Laster: I mean, it’s long been stressed on the wider stage that civility is important because it’s what allows us to talk to each other. It enables us, ideally, to resolve disputes short of violence. Unfortunately, violence is always the ultimate decider, so even when you’re going to court, you follow judgments by custom, which exists because if you disobey the judgment the power of the state comes down on you. So it’s always ultimately backed by force but what you want is a system where there’s a lot of levels before you get to that force. Civil discourse is what lets us do that and, particularly in litigation, where it’s very easy to demonize the other side because you’re engaged in a quasi-combat over your positions that seems like a zero-sum game, the very common reaction is that ‘if they say X, I’m going to say not-X because if they’re saying X it must be good for them so I’m going to say not-X because I don’t want it to be good for them.’ And those types of things can escalate, and things can start to break down, disputes come to judges much more often and you’re less likely to get settlements, so we stress it for that reason. But, more broadly, it’s just critical if you’re going to actually talk to people. Otherwise people will move to violence that much more quickly or turn around and walk away and not engage. That’s the driving factor and it’s helped by just having face-to-face conversations. I’ve ordered people to meet in person and confer over dinner or over coffee to get people out of their offices, where they’re talking over the phone or, worse yet, over emails and get them in the same room where ideally just being present makes people more well-behaved.
Lemur: So you can order people to do that? They have to?
Laster: Well, it’s one of these things where technically I can back it up with the power of contempt and I can sanction them. But am I going to go nuts? Basically I do this when the parties need a reminder, and the usual reaction is ‘yeah, we got a little out of control, let’s reset.’ But in theory I could impose a coercive fine until they went out to get a drink together.
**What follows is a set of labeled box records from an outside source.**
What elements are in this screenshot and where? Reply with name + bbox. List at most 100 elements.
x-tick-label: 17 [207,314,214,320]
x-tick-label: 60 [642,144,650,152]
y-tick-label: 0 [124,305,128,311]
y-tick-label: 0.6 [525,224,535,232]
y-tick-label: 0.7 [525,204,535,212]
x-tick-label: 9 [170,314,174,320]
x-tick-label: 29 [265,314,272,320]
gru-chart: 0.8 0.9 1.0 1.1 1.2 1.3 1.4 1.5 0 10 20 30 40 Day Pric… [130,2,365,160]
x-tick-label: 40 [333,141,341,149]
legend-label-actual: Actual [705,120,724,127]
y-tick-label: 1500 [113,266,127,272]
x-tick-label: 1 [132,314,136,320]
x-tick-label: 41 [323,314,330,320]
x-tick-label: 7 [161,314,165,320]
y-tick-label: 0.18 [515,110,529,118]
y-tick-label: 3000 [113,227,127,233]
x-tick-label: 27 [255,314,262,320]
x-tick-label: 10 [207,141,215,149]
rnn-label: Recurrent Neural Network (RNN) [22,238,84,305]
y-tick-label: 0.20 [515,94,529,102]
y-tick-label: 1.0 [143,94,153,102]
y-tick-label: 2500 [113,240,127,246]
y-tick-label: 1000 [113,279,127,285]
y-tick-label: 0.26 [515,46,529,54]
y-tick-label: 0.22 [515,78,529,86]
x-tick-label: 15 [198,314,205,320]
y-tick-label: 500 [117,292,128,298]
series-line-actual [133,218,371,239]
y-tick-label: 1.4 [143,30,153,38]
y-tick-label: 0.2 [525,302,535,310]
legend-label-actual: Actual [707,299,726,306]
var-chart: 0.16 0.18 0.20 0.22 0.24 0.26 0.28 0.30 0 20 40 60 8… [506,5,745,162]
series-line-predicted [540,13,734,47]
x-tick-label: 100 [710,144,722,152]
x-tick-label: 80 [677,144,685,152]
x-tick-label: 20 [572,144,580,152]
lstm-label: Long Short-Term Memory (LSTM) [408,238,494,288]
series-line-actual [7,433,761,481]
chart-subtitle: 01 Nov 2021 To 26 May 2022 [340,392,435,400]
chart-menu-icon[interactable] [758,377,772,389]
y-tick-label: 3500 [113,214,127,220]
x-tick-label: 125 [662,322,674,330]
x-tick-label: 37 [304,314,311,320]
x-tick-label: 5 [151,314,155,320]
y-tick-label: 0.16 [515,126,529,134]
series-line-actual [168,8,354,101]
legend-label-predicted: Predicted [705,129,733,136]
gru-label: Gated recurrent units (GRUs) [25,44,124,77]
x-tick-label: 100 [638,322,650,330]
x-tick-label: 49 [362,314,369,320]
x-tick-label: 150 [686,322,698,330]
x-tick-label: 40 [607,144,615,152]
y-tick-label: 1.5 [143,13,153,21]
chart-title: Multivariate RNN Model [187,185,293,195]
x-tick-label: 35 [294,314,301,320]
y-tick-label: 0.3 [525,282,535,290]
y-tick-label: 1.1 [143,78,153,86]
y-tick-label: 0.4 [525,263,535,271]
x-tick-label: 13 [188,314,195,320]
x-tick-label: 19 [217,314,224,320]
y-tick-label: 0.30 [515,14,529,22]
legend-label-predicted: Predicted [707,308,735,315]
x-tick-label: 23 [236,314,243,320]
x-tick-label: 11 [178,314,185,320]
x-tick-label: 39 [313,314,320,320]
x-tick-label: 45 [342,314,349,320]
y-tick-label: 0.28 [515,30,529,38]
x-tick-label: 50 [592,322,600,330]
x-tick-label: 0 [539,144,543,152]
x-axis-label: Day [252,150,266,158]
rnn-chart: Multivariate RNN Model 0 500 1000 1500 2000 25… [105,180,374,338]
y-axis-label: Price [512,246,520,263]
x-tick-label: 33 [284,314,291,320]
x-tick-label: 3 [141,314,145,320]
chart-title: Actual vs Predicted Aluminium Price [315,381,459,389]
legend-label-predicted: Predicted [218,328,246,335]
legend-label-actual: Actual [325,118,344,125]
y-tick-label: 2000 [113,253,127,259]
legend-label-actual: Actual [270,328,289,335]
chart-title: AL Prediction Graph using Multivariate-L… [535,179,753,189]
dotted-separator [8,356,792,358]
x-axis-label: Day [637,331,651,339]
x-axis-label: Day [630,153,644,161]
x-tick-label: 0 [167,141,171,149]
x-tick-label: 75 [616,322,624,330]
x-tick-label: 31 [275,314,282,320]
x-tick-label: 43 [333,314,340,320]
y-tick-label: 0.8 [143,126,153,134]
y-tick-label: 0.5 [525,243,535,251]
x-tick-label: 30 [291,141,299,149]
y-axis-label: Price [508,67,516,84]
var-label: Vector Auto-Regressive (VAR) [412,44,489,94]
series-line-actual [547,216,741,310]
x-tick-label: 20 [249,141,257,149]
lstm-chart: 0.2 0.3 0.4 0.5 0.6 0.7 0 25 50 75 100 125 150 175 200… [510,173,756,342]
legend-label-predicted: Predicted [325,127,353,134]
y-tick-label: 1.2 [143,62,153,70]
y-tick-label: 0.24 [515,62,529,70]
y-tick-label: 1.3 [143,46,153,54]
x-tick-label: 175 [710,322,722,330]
Civil contempt is designed to coerce behavior or remedy the harm that the bad behavior has caused, so damages. Criminal contempt is ‘throw you in jail,’ but jail can be a form of civil contempt if it’s used to coerce behavior, so theoretically I could tell people, ‘you’re going to sit in the holding cell all day until you agree to go out to lunch with this guy,’ but that’s too heavy-handed.
Lemur: Well, if only you could order Americans to talk together or else hold them in contempt.
Laster: Exactly.
Lemur: Thank you so much for your time, Vice Chancellor.